Critical Unauthenticated Root Vulnerability in Grandstream GXP1600 VoIP Phones
Take action: If you are using Grandstream GXP1600 phones, plan a quick update to firmware 1.0.7.81. As a first step, make sure to isolate VoIP hardware on a dedicated, firewalled VLAN and confirm that management interfaces are not reachable from untrusted networks.
Learn More
Grandstream GXP1600 series VoIP phones are vulnerable to a critical security flaw that allows unauthenticated attackers to take full control of the devices.
The flaw is tracked as CVE-2026-2329 (CVSS score 9.3), An unauthenticated stack-based buffer overflow in the /cgi-bin/api.values.get endpoint of the gs_web binary of the web-based API service which is enabled by default.
The vulnerability occurs because the application fails to perform length checks when copying the 'request' parameter into a 64-byte stack buffer. Attackers can trigger the overflow multiple times using colon-delimited identifiers to write null bytes and construct a Return Oriented Programming (ROP) chain.
Rapid7 researchers discovered that the flaw allows for remote code execution with root privileges.
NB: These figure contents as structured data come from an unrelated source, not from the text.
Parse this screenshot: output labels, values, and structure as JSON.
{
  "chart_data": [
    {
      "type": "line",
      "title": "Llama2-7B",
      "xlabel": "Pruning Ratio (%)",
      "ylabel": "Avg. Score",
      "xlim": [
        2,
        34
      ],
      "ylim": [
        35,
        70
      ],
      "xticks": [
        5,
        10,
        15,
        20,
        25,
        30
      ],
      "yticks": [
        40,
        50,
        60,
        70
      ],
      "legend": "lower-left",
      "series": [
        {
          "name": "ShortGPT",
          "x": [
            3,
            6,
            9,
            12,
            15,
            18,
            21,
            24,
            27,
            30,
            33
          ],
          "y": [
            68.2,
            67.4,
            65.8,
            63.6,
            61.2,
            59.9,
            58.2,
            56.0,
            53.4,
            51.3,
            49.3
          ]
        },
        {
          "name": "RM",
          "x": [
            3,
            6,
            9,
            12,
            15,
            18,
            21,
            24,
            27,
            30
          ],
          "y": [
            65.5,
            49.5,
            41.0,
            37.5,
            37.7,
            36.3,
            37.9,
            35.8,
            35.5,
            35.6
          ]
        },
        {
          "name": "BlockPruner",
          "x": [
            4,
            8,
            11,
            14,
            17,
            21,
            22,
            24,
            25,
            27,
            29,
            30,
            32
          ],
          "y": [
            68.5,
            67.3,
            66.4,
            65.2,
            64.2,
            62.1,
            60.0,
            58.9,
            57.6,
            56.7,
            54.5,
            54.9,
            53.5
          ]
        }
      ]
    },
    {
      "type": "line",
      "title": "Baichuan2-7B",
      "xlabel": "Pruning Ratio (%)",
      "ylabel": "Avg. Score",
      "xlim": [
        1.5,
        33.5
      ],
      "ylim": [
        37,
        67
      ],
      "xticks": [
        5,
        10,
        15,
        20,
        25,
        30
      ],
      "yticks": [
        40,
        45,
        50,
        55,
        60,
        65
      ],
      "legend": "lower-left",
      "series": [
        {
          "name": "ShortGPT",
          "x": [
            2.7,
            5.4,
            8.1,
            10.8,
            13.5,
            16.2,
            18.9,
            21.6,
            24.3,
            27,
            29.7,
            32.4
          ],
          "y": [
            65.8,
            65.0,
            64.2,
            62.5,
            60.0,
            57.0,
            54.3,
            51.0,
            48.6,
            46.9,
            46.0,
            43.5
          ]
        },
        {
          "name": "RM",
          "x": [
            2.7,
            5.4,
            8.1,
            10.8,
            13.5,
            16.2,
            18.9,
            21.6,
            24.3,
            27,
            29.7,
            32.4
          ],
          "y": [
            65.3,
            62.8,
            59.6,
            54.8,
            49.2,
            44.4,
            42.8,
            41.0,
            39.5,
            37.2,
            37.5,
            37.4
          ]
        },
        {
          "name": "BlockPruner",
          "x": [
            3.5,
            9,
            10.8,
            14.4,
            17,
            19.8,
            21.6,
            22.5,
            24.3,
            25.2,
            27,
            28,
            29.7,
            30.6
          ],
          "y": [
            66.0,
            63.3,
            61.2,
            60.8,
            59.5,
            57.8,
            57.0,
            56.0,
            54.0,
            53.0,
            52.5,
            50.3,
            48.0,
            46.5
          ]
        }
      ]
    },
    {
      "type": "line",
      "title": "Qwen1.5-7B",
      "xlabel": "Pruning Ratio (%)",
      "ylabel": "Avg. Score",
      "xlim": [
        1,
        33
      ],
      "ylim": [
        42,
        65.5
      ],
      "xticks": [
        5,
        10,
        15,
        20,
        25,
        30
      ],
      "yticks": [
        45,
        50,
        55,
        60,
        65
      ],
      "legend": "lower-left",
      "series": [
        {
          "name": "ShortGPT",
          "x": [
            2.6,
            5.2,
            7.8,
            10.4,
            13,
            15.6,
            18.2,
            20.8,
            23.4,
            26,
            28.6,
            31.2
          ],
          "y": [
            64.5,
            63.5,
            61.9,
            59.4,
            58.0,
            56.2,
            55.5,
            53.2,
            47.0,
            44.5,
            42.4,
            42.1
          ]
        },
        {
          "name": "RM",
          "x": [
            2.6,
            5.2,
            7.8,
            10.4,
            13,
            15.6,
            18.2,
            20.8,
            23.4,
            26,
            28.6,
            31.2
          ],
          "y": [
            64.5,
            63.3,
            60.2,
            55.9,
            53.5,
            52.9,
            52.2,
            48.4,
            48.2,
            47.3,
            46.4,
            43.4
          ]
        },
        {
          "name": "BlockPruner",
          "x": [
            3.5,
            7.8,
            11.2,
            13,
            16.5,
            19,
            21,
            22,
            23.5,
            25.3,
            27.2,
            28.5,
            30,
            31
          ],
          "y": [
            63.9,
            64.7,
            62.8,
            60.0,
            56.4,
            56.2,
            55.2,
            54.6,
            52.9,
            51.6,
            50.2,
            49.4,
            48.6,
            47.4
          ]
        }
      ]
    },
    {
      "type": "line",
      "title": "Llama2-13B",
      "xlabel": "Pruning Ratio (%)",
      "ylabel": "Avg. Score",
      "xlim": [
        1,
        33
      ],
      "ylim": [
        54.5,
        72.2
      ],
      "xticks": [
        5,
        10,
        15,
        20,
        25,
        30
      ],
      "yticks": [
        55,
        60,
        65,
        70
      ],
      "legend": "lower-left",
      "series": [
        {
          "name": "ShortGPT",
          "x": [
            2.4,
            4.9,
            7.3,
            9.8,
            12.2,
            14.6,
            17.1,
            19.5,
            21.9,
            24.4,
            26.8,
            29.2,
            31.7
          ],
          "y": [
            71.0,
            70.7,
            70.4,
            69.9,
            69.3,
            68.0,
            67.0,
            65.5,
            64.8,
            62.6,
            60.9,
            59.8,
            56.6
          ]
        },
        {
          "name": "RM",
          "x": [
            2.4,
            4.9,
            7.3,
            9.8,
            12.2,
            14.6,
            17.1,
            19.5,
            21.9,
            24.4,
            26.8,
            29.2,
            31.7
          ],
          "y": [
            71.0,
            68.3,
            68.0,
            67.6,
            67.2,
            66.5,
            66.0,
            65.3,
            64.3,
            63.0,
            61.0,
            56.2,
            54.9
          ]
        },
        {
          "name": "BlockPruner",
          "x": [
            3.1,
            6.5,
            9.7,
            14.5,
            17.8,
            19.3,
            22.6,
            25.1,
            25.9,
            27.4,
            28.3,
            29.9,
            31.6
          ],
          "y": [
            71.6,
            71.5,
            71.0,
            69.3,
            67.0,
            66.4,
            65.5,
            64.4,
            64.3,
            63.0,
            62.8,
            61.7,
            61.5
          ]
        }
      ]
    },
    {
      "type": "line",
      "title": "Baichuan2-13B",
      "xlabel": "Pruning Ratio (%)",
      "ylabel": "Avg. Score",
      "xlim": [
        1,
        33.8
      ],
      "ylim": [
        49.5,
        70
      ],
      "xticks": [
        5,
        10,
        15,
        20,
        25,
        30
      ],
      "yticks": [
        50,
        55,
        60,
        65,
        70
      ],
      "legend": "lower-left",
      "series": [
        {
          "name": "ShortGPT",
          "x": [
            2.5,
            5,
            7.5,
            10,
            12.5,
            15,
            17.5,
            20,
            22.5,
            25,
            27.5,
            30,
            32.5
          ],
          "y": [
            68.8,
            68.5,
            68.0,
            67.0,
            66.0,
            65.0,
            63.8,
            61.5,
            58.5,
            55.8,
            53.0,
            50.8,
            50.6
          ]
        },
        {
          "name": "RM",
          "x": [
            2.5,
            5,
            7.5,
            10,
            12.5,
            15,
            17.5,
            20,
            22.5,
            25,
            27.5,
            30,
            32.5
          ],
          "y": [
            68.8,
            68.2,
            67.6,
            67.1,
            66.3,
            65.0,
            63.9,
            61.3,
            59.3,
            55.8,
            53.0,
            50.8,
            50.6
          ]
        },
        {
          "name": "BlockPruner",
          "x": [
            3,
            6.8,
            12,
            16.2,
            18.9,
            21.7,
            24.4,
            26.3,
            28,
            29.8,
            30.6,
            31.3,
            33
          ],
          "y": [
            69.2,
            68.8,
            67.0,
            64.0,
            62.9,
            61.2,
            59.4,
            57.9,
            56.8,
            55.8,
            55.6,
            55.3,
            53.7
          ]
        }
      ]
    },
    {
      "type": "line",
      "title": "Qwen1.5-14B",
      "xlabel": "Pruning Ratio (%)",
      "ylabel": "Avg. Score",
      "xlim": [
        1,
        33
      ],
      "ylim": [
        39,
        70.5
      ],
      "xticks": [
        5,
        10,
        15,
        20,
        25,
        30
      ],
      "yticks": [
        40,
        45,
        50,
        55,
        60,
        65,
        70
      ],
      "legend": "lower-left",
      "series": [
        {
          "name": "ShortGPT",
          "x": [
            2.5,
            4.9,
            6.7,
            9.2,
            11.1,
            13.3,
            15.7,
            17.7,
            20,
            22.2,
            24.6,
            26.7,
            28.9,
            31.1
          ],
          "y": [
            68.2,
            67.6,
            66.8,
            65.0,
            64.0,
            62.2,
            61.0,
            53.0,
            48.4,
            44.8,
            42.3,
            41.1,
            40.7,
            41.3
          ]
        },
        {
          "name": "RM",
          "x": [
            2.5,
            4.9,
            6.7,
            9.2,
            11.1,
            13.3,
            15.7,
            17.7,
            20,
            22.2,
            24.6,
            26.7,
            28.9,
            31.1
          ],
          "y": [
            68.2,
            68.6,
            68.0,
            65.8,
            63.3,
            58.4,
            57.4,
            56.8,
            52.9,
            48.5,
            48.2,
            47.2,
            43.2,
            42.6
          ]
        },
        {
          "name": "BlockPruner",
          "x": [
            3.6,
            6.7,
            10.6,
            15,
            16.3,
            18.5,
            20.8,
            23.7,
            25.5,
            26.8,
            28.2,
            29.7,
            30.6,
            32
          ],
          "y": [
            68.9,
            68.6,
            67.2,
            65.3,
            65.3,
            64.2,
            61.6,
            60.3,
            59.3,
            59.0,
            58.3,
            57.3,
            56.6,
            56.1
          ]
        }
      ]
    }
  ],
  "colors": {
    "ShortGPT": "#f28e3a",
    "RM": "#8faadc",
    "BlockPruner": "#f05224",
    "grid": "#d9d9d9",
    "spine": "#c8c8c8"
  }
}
Because these devices are often trusted and rarely audited, they represent a significant risk for long-term persistence and lateral movement.
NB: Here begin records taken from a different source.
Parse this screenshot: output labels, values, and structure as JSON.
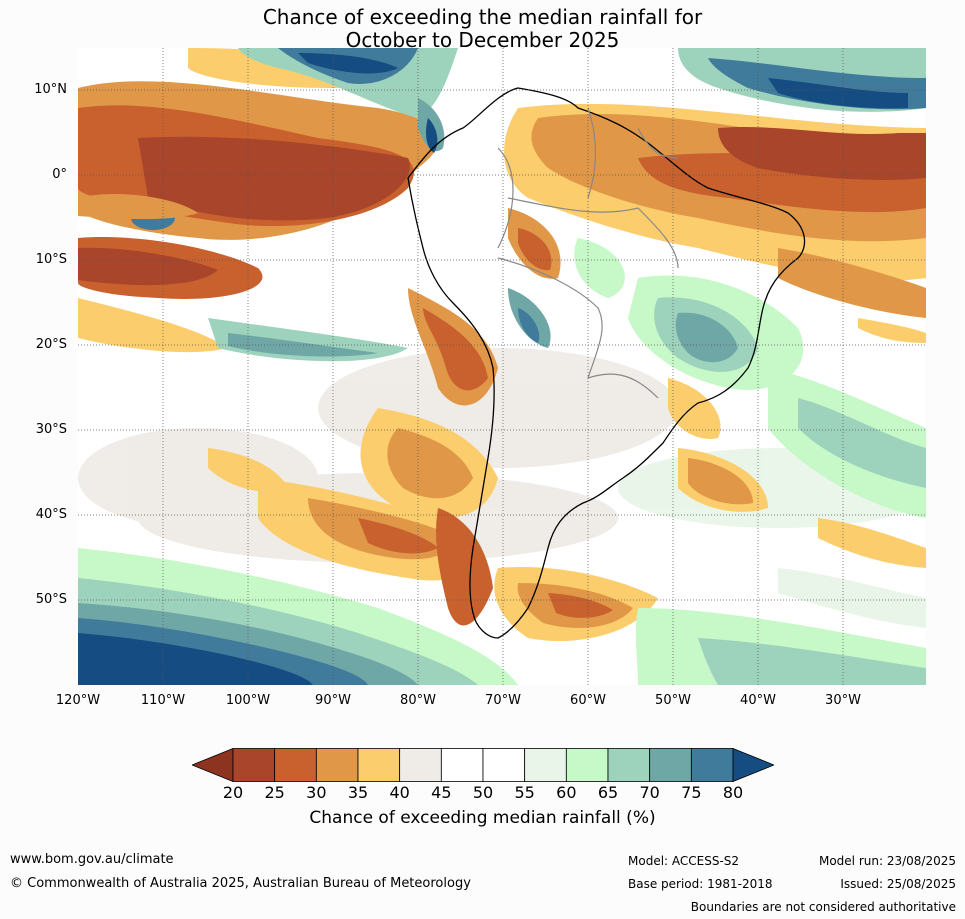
{
  "title": {
    "line1": "Chance of exceeding the median rainfall for",
    "line2": "October to December 2025"
  },
  "map": {
    "lat_labels": [
      "10°N",
      "0°",
      "10°S",
      "20°S",
      "30°S",
      "40°S",
      "50°S"
    ],
    "lon_labels": [
      "120°W",
      "110°W",
      "100°W",
      "90°W",
      "80°W",
      "70°W",
      "60°W",
      "50°W",
      "40°W",
      "30°W"
    ]
  },
  "colorbar": {
    "ticks": [
      "20",
      "25",
      "30",
      "35",
      "40",
      "45",
      "50",
      "55",
      "60",
      "65",
      "70",
      "75",
      "80"
    ],
    "colors": [
      "#a8452a",
      "#c9612f",
      "#e09848",
      "#fccd6c",
      "#efebe7",
      "#ffffff",
      "#ffffff",
      "#e9f5e9",
      "#c6f8c8",
      "#9dd3bc",
      "#6ea7a6",
      "#417b9c"
    ],
    "under_color": "#8d3420",
    "over_color": "#154c82",
    "label": "Chance of exceeding median rainfall (%)"
  },
  "footer": {
    "url": "www.bom.gov.au/climate",
    "copyright": "© Commonwealth of Australia 2025, Australian Bureau of Meteorology",
    "model": "Model: ACCESS-S2",
    "base_period": "Base period: 1981-2018",
    "model_run": "Model run: 23/08/2025",
    "issued": "Issued: 25/08/2025",
    "disclaimer": "Boundaries are not considered authoritative"
  }
}
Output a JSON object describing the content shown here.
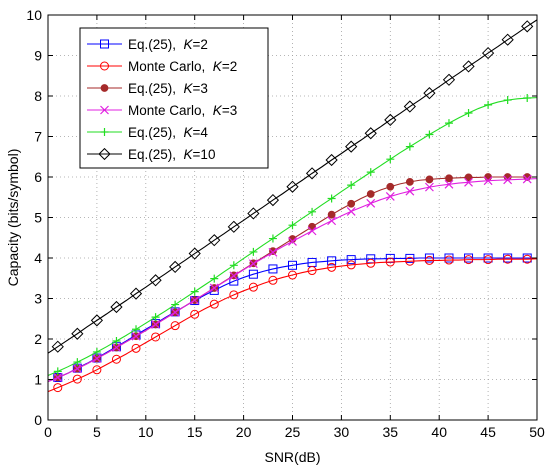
{
  "chart_data": {
    "type": "line",
    "title": "",
    "xlabel": "SNR(dB)",
    "ylabel": "Capacity (bits/symbol)",
    "xlim": [
      0,
      50
    ],
    "ylim": [
      0,
      10
    ],
    "xticks": [
      0,
      5,
      10,
      15,
      20,
      25,
      30,
      35,
      40,
      45,
      50
    ],
    "yticks": [
      0,
      1,
      2,
      3,
      4,
      5,
      6,
      7,
      8,
      9,
      10
    ],
    "grid": true,
    "legend_position": "top-left",
    "x": [
      0,
      1,
      2,
      3,
      4,
      5,
      6,
      7,
      8,
      9,
      10,
      11,
      12,
      13,
      14,
      15,
      16,
      17,
      18,
      19,
      20,
      21,
      22,
      23,
      24,
      25,
      26,
      27,
      28,
      29,
      30,
      31,
      32,
      33,
      34,
      35,
      36,
      37,
      38,
      39,
      40,
      41,
      42,
      43,
      44,
      45,
      46,
      47,
      48,
      49,
      50
    ],
    "series": [
      {
        "name_prefix": "Eq.(25),",
        "name_k": "K",
        "name_value": "=2",
        "color": "#0000ff",
        "marker": "square",
        "marker_fill": "none",
        "marker_every": 2,
        "values": [
          0.95,
          1.05,
          1.15,
          1.28,
          1.4,
          1.53,
          1.67,
          1.81,
          1.95,
          2.1,
          2.24,
          2.38,
          2.53,
          2.67,
          2.81,
          2.95,
          3.08,
          3.2,
          3.32,
          3.43,
          3.52,
          3.6,
          3.67,
          3.73,
          3.78,
          3.82,
          3.86,
          3.89,
          3.91,
          3.93,
          3.95,
          3.96,
          3.97,
          3.98,
          3.98,
          3.99,
          3.99,
          3.99,
          4.0,
          4.0,
          4.0,
          4.0,
          4.0,
          4.0,
          4.0,
          4.0,
          4.0,
          4.0,
          4.0,
          4.0,
          4.0
        ]
      },
      {
        "name_prefix": "Monte Carlo,",
        "name_k": "K",
        "name_value": "=2",
        "color": "#ff0000",
        "marker": "circle",
        "marker_fill": "none",
        "marker_every": 2,
        "values": [
          0.7,
          0.8,
          0.9,
          1.01,
          1.12,
          1.24,
          1.37,
          1.5,
          1.63,
          1.77,
          1.91,
          2.05,
          2.19,
          2.33,
          2.47,
          2.61,
          2.74,
          2.86,
          2.98,
          3.09,
          3.19,
          3.28,
          3.37,
          3.45,
          3.52,
          3.58,
          3.64,
          3.69,
          3.73,
          3.77,
          3.8,
          3.83,
          3.85,
          3.87,
          3.89,
          3.9,
          3.91,
          3.92,
          3.93,
          3.94,
          3.94,
          3.95,
          3.95,
          3.96,
          3.96,
          3.96,
          3.97,
          3.97,
          3.97,
          3.97,
          3.98
        ]
      },
      {
        "name_prefix": "Eq.(25),",
        "name_k": "K",
        "name_value": "=3",
        "color": "#a52a2a",
        "marker": "dot",
        "marker_fill": "solid",
        "marker_every": 2,
        "values": [
          0.95,
          1.05,
          1.15,
          1.27,
          1.39,
          1.52,
          1.65,
          1.79,
          1.93,
          2.07,
          2.21,
          2.36,
          2.51,
          2.66,
          2.81,
          2.96,
          3.11,
          3.26,
          3.42,
          3.57,
          3.72,
          3.87,
          4.02,
          4.17,
          4.32,
          4.47,
          4.62,
          4.77,
          4.92,
          5.07,
          5.21,
          5.34,
          5.47,
          5.58,
          5.68,
          5.76,
          5.83,
          5.88,
          5.92,
          5.94,
          5.96,
          5.97,
          5.98,
          5.99,
          5.99,
          6.0,
          6.0,
          6.0,
          6.0,
          6.0,
          6.0
        ]
      },
      {
        "name_prefix": "Monte Carlo,",
        "name_k": "K",
        "name_value": "=3",
        "color": "#e020e0",
        "marker": "cross",
        "marker_fill": "none",
        "marker_every": 2,
        "values": [
          0.95,
          1.05,
          1.15,
          1.27,
          1.39,
          1.52,
          1.65,
          1.79,
          1.93,
          2.07,
          2.21,
          2.36,
          2.51,
          2.66,
          2.81,
          2.96,
          3.11,
          3.26,
          3.41,
          3.56,
          3.71,
          3.86,
          4.0,
          4.14,
          4.28,
          4.41,
          4.54,
          4.67,
          4.8,
          4.92,
          5.04,
          5.15,
          5.25,
          5.35,
          5.44,
          5.52,
          5.59,
          5.65,
          5.7,
          5.75,
          5.79,
          5.82,
          5.85,
          5.87,
          5.89,
          5.91,
          5.92,
          5.93,
          5.94,
          5.95,
          5.96
        ]
      },
      {
        "name_prefix": "Eq.(25),",
        "name_k": "K",
        "name_value": "=4",
        "color": "#22dd22",
        "marker": "plus",
        "marker_fill": "none",
        "marker_every": 2,
        "values": [
          1.1,
          1.2,
          1.31,
          1.43,
          1.55,
          1.68,
          1.81,
          1.95,
          2.09,
          2.24,
          2.39,
          2.54,
          2.69,
          2.85,
          3.01,
          3.17,
          3.33,
          3.49,
          3.66,
          3.82,
          3.99,
          4.15,
          4.32,
          4.48,
          4.65,
          4.81,
          4.98,
          5.14,
          5.31,
          5.47,
          5.64,
          5.8,
          5.96,
          6.12,
          6.28,
          6.44,
          6.6,
          6.75,
          6.9,
          7.05,
          7.19,
          7.33,
          7.46,
          7.58,
          7.69,
          7.78,
          7.85,
          7.9,
          7.93,
          7.95,
          7.96
        ]
      },
      {
        "name_prefix": "Eq.(25),",
        "name_k": "K",
        "name_value": "=10",
        "color": "#000000",
        "marker": "diamond",
        "marker_fill": "none",
        "marker_every": 2,
        "values": [
          1.65,
          1.81,
          1.97,
          2.13,
          2.3,
          2.46,
          2.62,
          2.79,
          2.95,
          3.12,
          3.28,
          3.45,
          3.61,
          3.78,
          3.94,
          4.11,
          4.27,
          4.44,
          4.6,
          4.77,
          4.93,
          5.1,
          5.26,
          5.43,
          5.59,
          5.76,
          5.92,
          6.09,
          6.25,
          6.42,
          6.58,
          6.75,
          6.91,
          7.08,
          7.24,
          7.41,
          7.57,
          7.74,
          7.9,
          8.07,
          8.23,
          8.4,
          8.56,
          8.73,
          8.89,
          9.06,
          9.22,
          9.39,
          9.55,
          9.72,
          9.88
        ]
      }
    ]
  }
}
This vulnerability affects the entire Grandstream GXP1600 series, including models GXP1610, GXP1615, GXP1620, GXP1625, GXP1628, and GXP1630.
All models share a common firmware image, making them equally susceptible if they are running version 1.0.7.79 or earlier.
Grandstream released firmware version 1.0.7.81, which implements bounds checking to prevent the overflow. Organizations should immediately update all affected handsets to the latest version available on the Grandstream firmware page and should ensure that VoIP management interfaces are isolated on dedicated administrative VLANs and are never exposed to the public internet.